The Wednesday Club, formally organized in 1890, was an important force for civic improvement in St. Louis. It was the first women’s organization in St. Louis to construct its own home. In 1900, the ladies formed a Wednesday Club Building Company, issuing 4,000 shares at $10 per share for raising $40,000. Theodore Link, who designed Union Station, was engaged as architect. The Wednesday Club remained in the building until it moved to new quarters in St. Louis County in the 1970s.
Today, the Link Auditorium is owned by the Learning Center and promotes an appreciation for various forms of human expression, critical thinking, alternative viewpoints, and a deeper respect for intellectual pursuits.
3.Pulitzer Arts Foundation building, commissioned by Emily Rauh Pulitzer, Tadao Ando architect
Walls of concrete and glass form the serene Pulitzer Arts Foundation, commissioned by Emily Rauh Pulitzer, art patron and granddaughter-in-law to the famous Joseph Pulitzer. Designed by Tadao Ando, the museum opened in 2001 and features artworks from this prestigious family’s private collection–considered one of the world’s finest collections of modern art. In 2014 the museum underwent renovations, overseen by Ando, to create two new public galleries which fit seamlessly with the existing building.
4. “Emmy” by Michael Atkinson, 3331 Locust
Michael Atkinson is an American artist born in Texas in 1946. A contemporary watercolorist and figurative bronze sculptor, he is known for his Western and Southwestern landscapes and often nude figures in athletic poses. His sculptures are first done in clay and then cast into bronze. A number of his works are featured on Saint Louis University’s campus.
5. “Bird” by Laura Ford, at Citygarden, completed 2007
Laura Ford was born in Cardiff, Wales in 1961. Ford creates playful and disturbing hybrid creatures. Part human and part animal, they are developed through observation of her children and recollection of her feelings growing up. As a child, she was introduced to the world of sideshows and fairgrounds which had an early and lasting influence on her view of the world. Ford’s sculptures are both intensely crafted and playful and she employs a wide range of media.
6. “Adam & Eve” by Kiki de Saint Phalle, Citygarden
Niki de Sainte Phalle was a French sculptor, painter, and illustrator, best known for her playful sculptures of brightly painted female figures called “nanas” or “babes.” Adam and Eve is a prime example of the New Realist art movement and is painted with decorative patters referencing the biblical story in a playful manner. The work was originally part of the Fontaine Stravinsky, a public fountain with sixteen sculptures by Saint Phalle and her husband Jean Tinguely located next to the Centre Pompidou in Paris.

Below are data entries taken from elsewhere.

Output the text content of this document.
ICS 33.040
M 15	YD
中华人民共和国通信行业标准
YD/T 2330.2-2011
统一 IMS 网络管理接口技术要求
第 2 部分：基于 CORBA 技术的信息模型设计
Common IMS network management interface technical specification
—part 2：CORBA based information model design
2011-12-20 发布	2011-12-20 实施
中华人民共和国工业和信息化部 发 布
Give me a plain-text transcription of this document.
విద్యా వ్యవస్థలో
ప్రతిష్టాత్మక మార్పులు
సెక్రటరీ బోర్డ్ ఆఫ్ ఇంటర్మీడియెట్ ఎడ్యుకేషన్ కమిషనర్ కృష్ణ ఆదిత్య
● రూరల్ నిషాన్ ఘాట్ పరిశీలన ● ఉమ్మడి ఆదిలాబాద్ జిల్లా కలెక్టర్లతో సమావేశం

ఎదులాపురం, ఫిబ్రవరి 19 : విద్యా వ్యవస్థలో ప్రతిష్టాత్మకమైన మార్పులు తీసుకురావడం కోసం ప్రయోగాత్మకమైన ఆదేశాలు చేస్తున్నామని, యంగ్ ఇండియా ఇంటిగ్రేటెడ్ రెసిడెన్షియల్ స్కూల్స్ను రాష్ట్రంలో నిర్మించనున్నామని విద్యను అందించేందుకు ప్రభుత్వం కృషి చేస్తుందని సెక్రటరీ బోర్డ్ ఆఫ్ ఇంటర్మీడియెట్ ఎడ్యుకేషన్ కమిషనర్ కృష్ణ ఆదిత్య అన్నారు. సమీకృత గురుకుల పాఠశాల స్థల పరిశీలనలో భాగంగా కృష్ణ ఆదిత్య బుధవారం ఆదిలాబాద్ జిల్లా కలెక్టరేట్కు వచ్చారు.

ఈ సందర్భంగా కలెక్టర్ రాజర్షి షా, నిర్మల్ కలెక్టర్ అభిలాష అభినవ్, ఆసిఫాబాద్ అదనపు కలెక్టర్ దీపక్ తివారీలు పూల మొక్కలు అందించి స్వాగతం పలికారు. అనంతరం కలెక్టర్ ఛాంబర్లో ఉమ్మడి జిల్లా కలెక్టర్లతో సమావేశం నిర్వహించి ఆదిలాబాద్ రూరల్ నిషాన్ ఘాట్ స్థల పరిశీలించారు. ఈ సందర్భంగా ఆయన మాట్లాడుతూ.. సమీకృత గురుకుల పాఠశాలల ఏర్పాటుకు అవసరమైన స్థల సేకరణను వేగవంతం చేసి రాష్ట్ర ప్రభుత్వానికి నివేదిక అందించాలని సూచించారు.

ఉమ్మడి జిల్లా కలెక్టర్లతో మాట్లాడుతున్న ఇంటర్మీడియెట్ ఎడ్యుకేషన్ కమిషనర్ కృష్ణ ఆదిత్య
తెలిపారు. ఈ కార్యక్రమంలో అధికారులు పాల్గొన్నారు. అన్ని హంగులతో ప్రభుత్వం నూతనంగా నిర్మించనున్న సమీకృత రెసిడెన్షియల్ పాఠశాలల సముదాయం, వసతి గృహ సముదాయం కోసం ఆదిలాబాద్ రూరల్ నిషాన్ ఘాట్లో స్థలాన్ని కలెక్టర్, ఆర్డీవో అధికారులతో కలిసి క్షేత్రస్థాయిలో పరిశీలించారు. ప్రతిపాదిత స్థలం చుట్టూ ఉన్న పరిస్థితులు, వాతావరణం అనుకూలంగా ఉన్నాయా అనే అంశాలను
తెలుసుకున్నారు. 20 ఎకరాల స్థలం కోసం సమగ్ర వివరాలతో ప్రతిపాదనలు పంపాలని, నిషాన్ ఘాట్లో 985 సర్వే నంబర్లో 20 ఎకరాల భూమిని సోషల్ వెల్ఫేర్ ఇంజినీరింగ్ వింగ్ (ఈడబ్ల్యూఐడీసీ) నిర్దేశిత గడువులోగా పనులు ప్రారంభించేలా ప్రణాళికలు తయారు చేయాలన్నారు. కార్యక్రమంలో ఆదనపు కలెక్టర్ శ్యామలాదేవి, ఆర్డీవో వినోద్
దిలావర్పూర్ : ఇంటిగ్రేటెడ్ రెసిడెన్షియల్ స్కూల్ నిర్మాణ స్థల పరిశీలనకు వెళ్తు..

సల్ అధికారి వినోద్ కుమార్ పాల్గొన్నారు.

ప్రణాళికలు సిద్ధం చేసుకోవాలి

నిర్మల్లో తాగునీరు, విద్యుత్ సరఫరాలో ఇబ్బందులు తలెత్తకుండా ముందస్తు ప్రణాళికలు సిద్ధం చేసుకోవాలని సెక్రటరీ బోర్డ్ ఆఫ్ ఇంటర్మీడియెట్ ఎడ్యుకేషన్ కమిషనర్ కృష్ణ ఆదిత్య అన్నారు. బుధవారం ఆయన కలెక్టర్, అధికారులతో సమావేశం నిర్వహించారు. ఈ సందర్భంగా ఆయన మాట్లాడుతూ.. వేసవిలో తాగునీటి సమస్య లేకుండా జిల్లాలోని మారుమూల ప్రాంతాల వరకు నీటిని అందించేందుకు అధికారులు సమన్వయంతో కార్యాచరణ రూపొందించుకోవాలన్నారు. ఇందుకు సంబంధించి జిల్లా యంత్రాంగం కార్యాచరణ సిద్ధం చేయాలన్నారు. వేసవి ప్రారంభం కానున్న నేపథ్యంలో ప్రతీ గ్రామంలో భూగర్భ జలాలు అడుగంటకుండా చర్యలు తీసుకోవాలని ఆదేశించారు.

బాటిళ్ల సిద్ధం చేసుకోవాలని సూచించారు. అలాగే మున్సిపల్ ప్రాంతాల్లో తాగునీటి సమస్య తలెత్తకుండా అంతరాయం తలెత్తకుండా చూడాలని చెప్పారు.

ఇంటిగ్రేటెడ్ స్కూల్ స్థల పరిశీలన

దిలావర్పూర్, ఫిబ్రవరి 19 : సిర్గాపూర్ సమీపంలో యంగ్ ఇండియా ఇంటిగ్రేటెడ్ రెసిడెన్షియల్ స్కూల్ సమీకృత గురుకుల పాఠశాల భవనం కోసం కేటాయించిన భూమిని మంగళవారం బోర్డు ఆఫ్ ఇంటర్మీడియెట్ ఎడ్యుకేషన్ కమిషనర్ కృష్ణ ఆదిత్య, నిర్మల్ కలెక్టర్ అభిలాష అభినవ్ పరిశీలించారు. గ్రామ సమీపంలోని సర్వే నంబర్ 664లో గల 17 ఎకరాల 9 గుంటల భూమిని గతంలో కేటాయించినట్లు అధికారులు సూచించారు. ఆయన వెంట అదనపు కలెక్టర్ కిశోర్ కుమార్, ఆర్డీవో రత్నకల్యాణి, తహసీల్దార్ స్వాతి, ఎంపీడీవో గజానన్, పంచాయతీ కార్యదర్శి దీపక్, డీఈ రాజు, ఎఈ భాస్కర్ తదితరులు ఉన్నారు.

7. “La Riviere” (The River), by Aristide Maillol, Citygarden
Aristide Maillol was a Catalan sculptor, painter, and printmaker born in 1861. He was influenced by his contemporary Paul Gauguin, as well as artists of the Nabis movement, and joined the group in 1894. La Riviere (The River) is a bronze sculpture completed in 1943. The female nude is Maillol’s predominant subject, devoid of any architectural context. Although most of his sculptures are characterized by stillness, serenity and emotional restraint, La Riviere departs from those ideals. Maillol creates the feeling of instability and movement by placing the figure low to the ground and extending the head and arms beyond the pedestal.
8. “Thomas Hart Benton” by Harriet Goodhue Hosmer, in Lafayette Park
Born in Massachusetts in 1830, Hosmer demonstrated artistic ability early on but her attempts to hone her craft by studying human anatomy were repeated rebuffed by medical classes open only to men. East Cost schools rejected the idea of a woman studying human anatomy or creating art from live nude models. In 1850, at age 20, she traveled to St. Louis and became the first woman to have completed a course of study at the Missouri Medical College, the school that eventually became Washington University School of Medicine. Hosmer said, “I honor every woman who has strength enough to step out of the beaten path.”